Percolation on the Euclidean d-dimensional lattice has been studied for over sixty years and is still a fascinating source of interesting mathematical problems. The fact that this model undergoes a non-trivial phase transition is well-understood since the early studies in the Bernoulli setting, where the lattice is regular and there are no inhomogeneities on the parameters. One way to introduce random disorder is, for example, either passing to a dilute lattice where lower dimensional affine hyperplanes are removed or, alternately, introducing inhomogeneities on the parameter along such hyperplanes. In these situations, even to establish that non-trivial phase transition takes place may be a hard task. In this talk we review some recent results on this topic and discuss some open problems.

Kinetics of self-folding at the microscale

Nuno A. M. Araújo (Universidade de Lisboa)

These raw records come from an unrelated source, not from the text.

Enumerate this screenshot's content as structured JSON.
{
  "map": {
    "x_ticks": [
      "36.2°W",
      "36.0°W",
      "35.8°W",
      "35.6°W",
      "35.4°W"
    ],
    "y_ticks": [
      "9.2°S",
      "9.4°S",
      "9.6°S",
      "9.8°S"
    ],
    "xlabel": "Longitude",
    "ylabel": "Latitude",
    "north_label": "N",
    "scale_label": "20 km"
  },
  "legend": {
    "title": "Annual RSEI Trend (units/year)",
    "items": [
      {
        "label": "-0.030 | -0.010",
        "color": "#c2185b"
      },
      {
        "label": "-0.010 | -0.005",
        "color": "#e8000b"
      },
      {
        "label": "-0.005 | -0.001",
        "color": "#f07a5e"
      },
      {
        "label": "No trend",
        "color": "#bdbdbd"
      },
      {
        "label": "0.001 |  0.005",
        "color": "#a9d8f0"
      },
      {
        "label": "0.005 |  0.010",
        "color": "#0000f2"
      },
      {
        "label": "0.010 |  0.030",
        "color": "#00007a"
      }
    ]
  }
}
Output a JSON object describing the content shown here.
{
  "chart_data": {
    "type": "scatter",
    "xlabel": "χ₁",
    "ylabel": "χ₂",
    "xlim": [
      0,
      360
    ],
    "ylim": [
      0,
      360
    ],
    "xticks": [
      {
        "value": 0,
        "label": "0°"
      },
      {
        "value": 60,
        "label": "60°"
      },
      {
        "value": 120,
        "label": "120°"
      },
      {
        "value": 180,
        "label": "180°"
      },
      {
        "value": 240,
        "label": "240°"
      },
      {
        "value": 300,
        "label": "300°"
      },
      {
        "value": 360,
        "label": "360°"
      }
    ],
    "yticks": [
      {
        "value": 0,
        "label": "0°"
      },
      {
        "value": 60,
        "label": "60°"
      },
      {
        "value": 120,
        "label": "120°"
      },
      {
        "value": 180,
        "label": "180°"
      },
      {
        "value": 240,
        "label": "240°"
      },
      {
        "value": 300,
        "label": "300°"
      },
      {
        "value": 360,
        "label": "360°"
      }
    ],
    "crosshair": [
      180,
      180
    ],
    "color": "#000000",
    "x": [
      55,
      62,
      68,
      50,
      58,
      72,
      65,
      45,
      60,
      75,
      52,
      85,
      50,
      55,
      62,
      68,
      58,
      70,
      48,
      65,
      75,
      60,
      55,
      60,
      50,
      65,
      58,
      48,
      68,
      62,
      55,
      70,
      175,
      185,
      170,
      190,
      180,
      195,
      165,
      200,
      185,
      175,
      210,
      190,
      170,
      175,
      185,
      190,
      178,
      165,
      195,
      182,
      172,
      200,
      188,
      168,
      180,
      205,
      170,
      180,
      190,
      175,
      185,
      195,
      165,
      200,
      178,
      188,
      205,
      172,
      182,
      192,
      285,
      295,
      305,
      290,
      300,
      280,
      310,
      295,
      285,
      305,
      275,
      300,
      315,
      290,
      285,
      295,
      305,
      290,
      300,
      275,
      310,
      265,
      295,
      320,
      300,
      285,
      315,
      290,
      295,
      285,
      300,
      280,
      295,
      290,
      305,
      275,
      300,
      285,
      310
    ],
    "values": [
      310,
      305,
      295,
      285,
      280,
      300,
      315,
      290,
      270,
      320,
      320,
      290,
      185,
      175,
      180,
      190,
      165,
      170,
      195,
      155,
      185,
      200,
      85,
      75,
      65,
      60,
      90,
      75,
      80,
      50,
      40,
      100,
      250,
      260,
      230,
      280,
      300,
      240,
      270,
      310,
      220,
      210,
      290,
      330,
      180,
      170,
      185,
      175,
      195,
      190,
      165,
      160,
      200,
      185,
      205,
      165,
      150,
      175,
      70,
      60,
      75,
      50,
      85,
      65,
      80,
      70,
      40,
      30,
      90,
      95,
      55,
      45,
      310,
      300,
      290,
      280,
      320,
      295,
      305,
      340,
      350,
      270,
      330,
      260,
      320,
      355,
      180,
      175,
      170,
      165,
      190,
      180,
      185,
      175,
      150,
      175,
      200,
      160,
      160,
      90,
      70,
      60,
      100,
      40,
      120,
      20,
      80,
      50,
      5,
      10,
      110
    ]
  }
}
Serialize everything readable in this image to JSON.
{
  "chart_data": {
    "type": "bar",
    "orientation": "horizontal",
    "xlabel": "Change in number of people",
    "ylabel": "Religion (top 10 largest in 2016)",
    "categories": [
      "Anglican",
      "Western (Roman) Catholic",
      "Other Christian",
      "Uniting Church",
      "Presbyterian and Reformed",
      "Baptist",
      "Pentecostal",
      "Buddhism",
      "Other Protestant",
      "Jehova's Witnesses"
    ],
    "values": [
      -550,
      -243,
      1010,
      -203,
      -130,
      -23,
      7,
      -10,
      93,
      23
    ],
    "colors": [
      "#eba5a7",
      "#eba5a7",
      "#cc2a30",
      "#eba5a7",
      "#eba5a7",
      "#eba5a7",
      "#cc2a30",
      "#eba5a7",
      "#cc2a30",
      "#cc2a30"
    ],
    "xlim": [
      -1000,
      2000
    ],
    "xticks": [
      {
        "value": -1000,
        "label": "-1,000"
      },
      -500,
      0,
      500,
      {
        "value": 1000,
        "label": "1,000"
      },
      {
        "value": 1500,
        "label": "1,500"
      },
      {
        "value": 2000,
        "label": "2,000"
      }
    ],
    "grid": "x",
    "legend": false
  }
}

Three-dimensional shells can be synthesized from the spontaneous self-folding of two-dimensional templates of interconnected panels, called nets. To design self-folding, one first needs to identify what are the nets that fold into the desired structure. In principle, different nets can fold into the same three-dimensional structure. However, recent experiments and numerical simulations show that the stochastic nature of folding might lead to misfolding and so, the probability for a given net to fold into the desired structure (yield) depends strongly on the topology of the net and experimental conditions. Thus, the focus has been on identifying what are the optimal nets that maximize the yield. But, what about the folding time? For practical applications, it is not only critical to reduce misfolding but also to guarantee that folding occurs in due time. Here, we consider as a prototype the spontaneous folding of a pyramid. We find that the total folding time is a non-monotonic function of the number of faces, with a minimum for five faces. The motion of each face is consistent with a Brownian process and folding occurs through a sequence of irreversible binding events that close edges between pairs of faces. The first edge closing is well-described by a first-passage process in 2D, with a characteristic time that decays with the number of faces. By contrast, the subsequent edge closings are all first-passage processes in 1D and so the time of the last one grows logarithmically with the number of faces. It is the interplay between these two different sets of events that explains the non-monotonic behavior. Implications in the self-folding of more complex structures are discussed.